I thought I'd make this available, as someone mentioned the horror of ebook formatting in the opie-reader thread. By the way, one of the best features of opie-reader: reading gzipped text. I have everything in that format.
textbath zaurus executableIt's my Textbath program for re-formatting text files. It's getting pretty fat now. The only thing missing is that is doesn't convert HTML/XML entities fully yet (it will only replace about three of them at the moment).

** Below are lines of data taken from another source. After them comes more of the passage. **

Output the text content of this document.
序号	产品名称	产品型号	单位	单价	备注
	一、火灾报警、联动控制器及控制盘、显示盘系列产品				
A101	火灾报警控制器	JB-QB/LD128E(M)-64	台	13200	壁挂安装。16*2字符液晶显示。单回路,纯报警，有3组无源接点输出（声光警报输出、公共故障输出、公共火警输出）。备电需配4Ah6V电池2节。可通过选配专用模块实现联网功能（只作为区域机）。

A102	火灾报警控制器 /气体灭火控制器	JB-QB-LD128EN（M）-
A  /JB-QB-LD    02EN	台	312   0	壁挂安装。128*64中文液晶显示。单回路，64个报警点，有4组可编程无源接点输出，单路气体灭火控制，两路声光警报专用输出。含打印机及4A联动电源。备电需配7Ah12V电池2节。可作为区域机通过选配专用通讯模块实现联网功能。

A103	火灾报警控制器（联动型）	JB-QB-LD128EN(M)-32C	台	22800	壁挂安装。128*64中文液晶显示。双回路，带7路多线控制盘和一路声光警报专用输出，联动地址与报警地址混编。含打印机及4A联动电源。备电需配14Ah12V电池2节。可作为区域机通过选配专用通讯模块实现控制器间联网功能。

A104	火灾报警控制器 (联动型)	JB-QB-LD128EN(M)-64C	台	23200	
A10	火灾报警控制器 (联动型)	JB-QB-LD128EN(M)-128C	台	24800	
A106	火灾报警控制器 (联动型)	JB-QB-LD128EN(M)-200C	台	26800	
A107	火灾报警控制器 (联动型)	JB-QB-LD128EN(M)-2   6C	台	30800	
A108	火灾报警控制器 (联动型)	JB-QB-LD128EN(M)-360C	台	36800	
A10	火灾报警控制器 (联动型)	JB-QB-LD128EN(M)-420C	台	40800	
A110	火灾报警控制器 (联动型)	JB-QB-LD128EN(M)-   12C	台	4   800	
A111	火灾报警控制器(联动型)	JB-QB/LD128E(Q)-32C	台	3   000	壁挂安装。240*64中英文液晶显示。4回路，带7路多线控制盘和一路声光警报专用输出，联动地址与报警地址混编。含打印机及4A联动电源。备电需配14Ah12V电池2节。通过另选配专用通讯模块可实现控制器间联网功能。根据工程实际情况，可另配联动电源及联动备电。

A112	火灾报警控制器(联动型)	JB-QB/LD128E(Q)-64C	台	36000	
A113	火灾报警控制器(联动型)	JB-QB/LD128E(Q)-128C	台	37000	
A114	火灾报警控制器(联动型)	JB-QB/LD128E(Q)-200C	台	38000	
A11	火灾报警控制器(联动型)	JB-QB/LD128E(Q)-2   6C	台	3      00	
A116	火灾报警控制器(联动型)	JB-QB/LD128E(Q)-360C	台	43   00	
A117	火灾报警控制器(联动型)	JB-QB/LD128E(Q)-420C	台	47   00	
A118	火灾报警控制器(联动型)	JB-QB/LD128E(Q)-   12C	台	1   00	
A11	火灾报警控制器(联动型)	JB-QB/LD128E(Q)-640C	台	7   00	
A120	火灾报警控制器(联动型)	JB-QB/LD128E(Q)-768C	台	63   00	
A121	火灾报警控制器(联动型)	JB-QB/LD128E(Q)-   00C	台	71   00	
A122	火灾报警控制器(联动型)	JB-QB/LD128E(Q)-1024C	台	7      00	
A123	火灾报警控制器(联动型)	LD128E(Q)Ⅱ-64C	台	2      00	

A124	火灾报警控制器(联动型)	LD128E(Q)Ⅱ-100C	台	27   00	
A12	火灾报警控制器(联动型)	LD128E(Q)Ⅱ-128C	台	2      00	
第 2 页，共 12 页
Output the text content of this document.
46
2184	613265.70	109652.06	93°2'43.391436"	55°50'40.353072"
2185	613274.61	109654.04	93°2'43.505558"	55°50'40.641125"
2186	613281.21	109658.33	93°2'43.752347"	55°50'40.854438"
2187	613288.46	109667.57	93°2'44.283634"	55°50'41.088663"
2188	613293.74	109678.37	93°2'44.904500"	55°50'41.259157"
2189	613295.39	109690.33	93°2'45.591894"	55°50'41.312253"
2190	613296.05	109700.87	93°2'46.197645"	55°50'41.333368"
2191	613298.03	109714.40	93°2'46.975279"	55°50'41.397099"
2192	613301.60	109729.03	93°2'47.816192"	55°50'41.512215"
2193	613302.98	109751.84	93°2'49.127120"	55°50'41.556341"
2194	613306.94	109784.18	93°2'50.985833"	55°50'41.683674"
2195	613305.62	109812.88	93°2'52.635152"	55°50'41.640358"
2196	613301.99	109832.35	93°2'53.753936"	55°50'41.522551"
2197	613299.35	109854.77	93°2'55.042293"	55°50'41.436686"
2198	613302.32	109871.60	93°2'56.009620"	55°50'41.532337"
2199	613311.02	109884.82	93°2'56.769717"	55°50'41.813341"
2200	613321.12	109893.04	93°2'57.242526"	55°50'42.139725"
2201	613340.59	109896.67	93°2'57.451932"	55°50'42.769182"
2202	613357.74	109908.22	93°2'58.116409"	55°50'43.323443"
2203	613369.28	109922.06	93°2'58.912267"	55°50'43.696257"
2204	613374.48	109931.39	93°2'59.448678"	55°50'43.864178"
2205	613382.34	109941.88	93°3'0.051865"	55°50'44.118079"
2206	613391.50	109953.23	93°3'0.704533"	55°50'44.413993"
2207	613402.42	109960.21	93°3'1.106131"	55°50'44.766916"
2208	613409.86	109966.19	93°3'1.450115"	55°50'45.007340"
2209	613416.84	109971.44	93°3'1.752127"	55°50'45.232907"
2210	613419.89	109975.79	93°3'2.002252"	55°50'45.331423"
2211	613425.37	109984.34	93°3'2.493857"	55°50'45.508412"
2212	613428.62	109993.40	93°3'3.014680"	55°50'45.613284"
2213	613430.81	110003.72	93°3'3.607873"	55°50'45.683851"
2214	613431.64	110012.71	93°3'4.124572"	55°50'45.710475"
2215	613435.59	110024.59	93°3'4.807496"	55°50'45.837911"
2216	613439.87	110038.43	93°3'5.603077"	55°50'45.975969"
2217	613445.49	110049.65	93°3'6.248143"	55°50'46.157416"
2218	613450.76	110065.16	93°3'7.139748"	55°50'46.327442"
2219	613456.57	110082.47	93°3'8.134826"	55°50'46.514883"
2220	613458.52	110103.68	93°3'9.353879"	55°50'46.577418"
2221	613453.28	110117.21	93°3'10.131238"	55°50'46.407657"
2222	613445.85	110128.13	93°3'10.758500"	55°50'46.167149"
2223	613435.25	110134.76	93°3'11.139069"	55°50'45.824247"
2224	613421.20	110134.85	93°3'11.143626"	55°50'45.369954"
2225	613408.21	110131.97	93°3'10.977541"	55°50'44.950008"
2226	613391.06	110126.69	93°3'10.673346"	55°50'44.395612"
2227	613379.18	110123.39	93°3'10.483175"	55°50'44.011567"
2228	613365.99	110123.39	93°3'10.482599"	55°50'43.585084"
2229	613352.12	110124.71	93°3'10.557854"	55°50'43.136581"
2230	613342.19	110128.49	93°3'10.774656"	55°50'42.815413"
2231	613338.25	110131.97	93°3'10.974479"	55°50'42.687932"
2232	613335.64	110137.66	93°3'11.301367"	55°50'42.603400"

At it's most basic, it will remove all of the line-breaks and replace multi-line breaks with a single one, indenting new paragraphs if defined. Thus the text comes out much cleaner and easier to read on word-wrapping applications. It can decide when to add a line-break or paragraph based on the length of the current line, start-of-line string matching, and capitalization. It can also re-join hyphenated lines, remove tabs and HTML/XML tags (and convert some HTML/XML entities), add <p></p> and <br> tags, convert all non-ASCII characters into pure ASCII (e.g. the © symbol into
(C), that annoying binary apostrophe into an ASCII one, and all others), display file stats.
You can also use it to convert files between Unix/DOS/OldMac text formats without any editing. I don't know what I would have done without it.
It needs to be run from the terminal. Let me know if you find it useful, or have any problems with it.